In DRAMATURGY OF DISAPPOINTMENT writer Joseph Shragge writes about finding a path for his play, The Heretics of Bohemia, during the production's unusual rehearsal process. Think: puppets.

Richard Burnett flies over the career of Rob Roth, director of Beauty and the Best, in BROADWAY ROCKER. As Bugs tells us, "surreal" is the only way to describe his career.

In THE SOUL HAS MANY EMOTIONS, THE BODY ONE Singer/actor/star Ranee Lee tells of the journey of her life - the trip which brought her to the Centaur Theatre for Lynn Nottage's Intimate Apparel.

Truly one of the most sensitive of our writers, Rahul Varma nevertheless tackles the big issues and how they effect the small people tied up in them. In his first-person piece STATE OF DENIAL: IN MEMORIES OF GRANDMOTHERS WHO LIVED TO TELL he talks about the process of writing his latest play and the research - and real stories - he found.

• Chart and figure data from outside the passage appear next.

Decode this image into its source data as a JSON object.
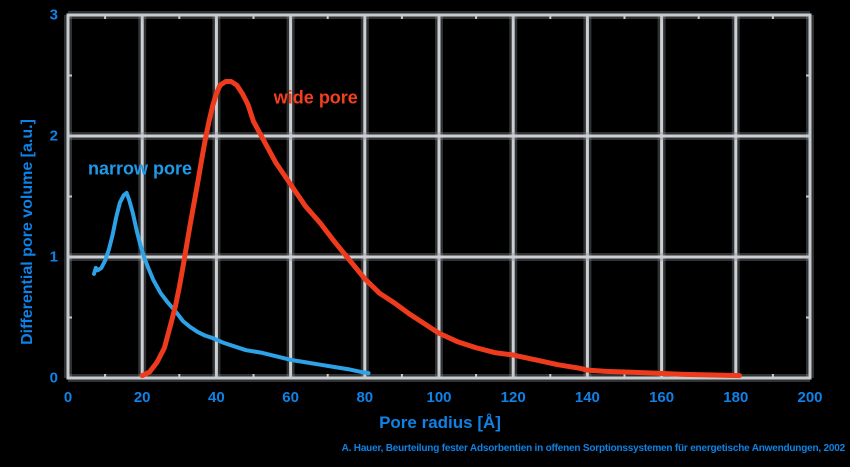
{
  "caption": "A. Hauer, Beurteilung fester Adsorbentien in offenen Sorptionssystemen für energetische Anwendungen, 2002",
  "colors": {
    "background": "#000000",
    "grid": "#ccd0d4",
    "grid_glow": "#8a8d90",
    "frame": "#c6cbcf",
    "axis_text": "#0e82e6",
    "caption_text": "#0e82e6",
    "narrow_curve": "#2da2e6",
    "narrow_label": "#1e9ae8",
    "wide_curve": "#ee3b1d",
    "wide_label": "#f33f1f"
  },
  "chart_data": {
    "type": "line",
    "title": "",
    "xlabel": "Pore radius [Å]",
    "ylabel": "Differential pore volume [a.u.]",
    "xlim": [
      0,
      200
    ],
    "ylim": [
      0,
      3
    ],
    "x_ticks": [
      0,
      20,
      40,
      60,
      80,
      100,
      120,
      140,
      160,
      180,
      200
    ],
    "y_ticks": [
      0,
      1,
      2,
      3
    ],
    "grid": true,
    "legend_position": "inline-labels",
    "series": [
      {
        "name": "narrow pore",
        "label_pos": {
          "x": 19.4,
          "y": 1.73
        },
        "points": [
          [
            7,
            0.86
          ],
          [
            7.5,
            0.91
          ],
          [
            8,
            0.89
          ],
          [
            9,
            0.91
          ],
          [
            10,
            0.97
          ],
          [
            11,
            1.06
          ],
          [
            12,
            1.18
          ],
          [
            13,
            1.33
          ],
          [
            14,
            1.45
          ],
          [
            15,
            1.51
          ],
          [
            15.8,
            1.53
          ],
          [
            16.5,
            1.47
          ],
          [
            17.5,
            1.36
          ],
          [
            18.5,
            1.22
          ],
          [
            19.5,
            1.1
          ],
          [
            20.5,
            1.0
          ],
          [
            21.5,
            0.92
          ],
          [
            23,
            0.81
          ],
          [
            25,
            0.7
          ],
          [
            27,
            0.62
          ],
          [
            29,
            0.55
          ],
          [
            31,
            0.47
          ],
          [
            33,
            0.42
          ],
          [
            35,
            0.38
          ],
          [
            37,
            0.35
          ],
          [
            39,
            0.33
          ],
          [
            42,
            0.29
          ],
          [
            45,
            0.26
          ],
          [
            48,
            0.23
          ],
          [
            52,
            0.21
          ],
          [
            56,
            0.18
          ],
          [
            60,
            0.15
          ],
          [
            64,
            0.13
          ],
          [
            68,
            0.11
          ],
          [
            72,
            0.09
          ],
          [
            76,
            0.07
          ],
          [
            79,
            0.05
          ],
          [
            81,
            0.04
          ]
        ]
      },
      {
        "name": "wide pore",
        "label_pos": {
          "x": 66.8,
          "y": 2.31
        },
        "points": [
          [
            20,
            0.02
          ],
          [
            22,
            0.05
          ],
          [
            24,
            0.13
          ],
          [
            26,
            0.25
          ],
          [
            28,
            0.48
          ],
          [
            29,
            0.6
          ],
          [
            30,
            0.75
          ],
          [
            31,
            0.92
          ],
          [
            32,
            1.1
          ],
          [
            33,
            1.28
          ],
          [
            34,
            1.45
          ],
          [
            35,
            1.62
          ],
          [
            36,
            1.8
          ],
          [
            37,
            1.97
          ],
          [
            38,
            2.12
          ],
          [
            39,
            2.25
          ],
          [
            40,
            2.35
          ],
          [
            41,
            2.42
          ],
          [
            42.5,
            2.45
          ],
          [
            44,
            2.45
          ],
          [
            45.5,
            2.42
          ],
          [
            47,
            2.35
          ],
          [
            48.5,
            2.26
          ],
          [
            50,
            2.12
          ],
          [
            53,
            1.95
          ],
          [
            56,
            1.78
          ],
          [
            60,
            1.6
          ],
          [
            64,
            1.42
          ],
          [
            68,
            1.28
          ],
          [
            72,
            1.12
          ],
          [
            76,
            0.97
          ],
          [
            80,
            0.82
          ],
          [
            84,
            0.7
          ],
          [
            88,
            0.62
          ],
          [
            92,
            0.53
          ],
          [
            96,
            0.45
          ],
          [
            100,
            0.37
          ],
          [
            105,
            0.3
          ],
          [
            110,
            0.25
          ],
          [
            115,
            0.21
          ],
          [
            120,
            0.19
          ],
          [
            126,
            0.15
          ],
          [
            132,
            0.11
          ],
          [
            138,
            0.08
          ],
          [
            140,
            0.065
          ],
          [
            145,
            0.055
          ],
          [
            150,
            0.05
          ],
          [
            158,
            0.04
          ],
          [
            166,
            0.03
          ],
          [
            174,
            0.025
          ],
          [
            181,
            0.02
          ]
        ]
      }
    ]
  }
}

Rick Miller, in a first-person article, does battle with THE CRITICS as he attempts to nurture new works and also to keep works which have proven popular (and which continue to grow) alive.

Paul Hopkins shares his actor's notes as he deals with the preparation of a world premiere production of Morris Panych's play in WITH-IN ABSENTIA. Hopkins notes detail the shifting foci of the rehearsal period.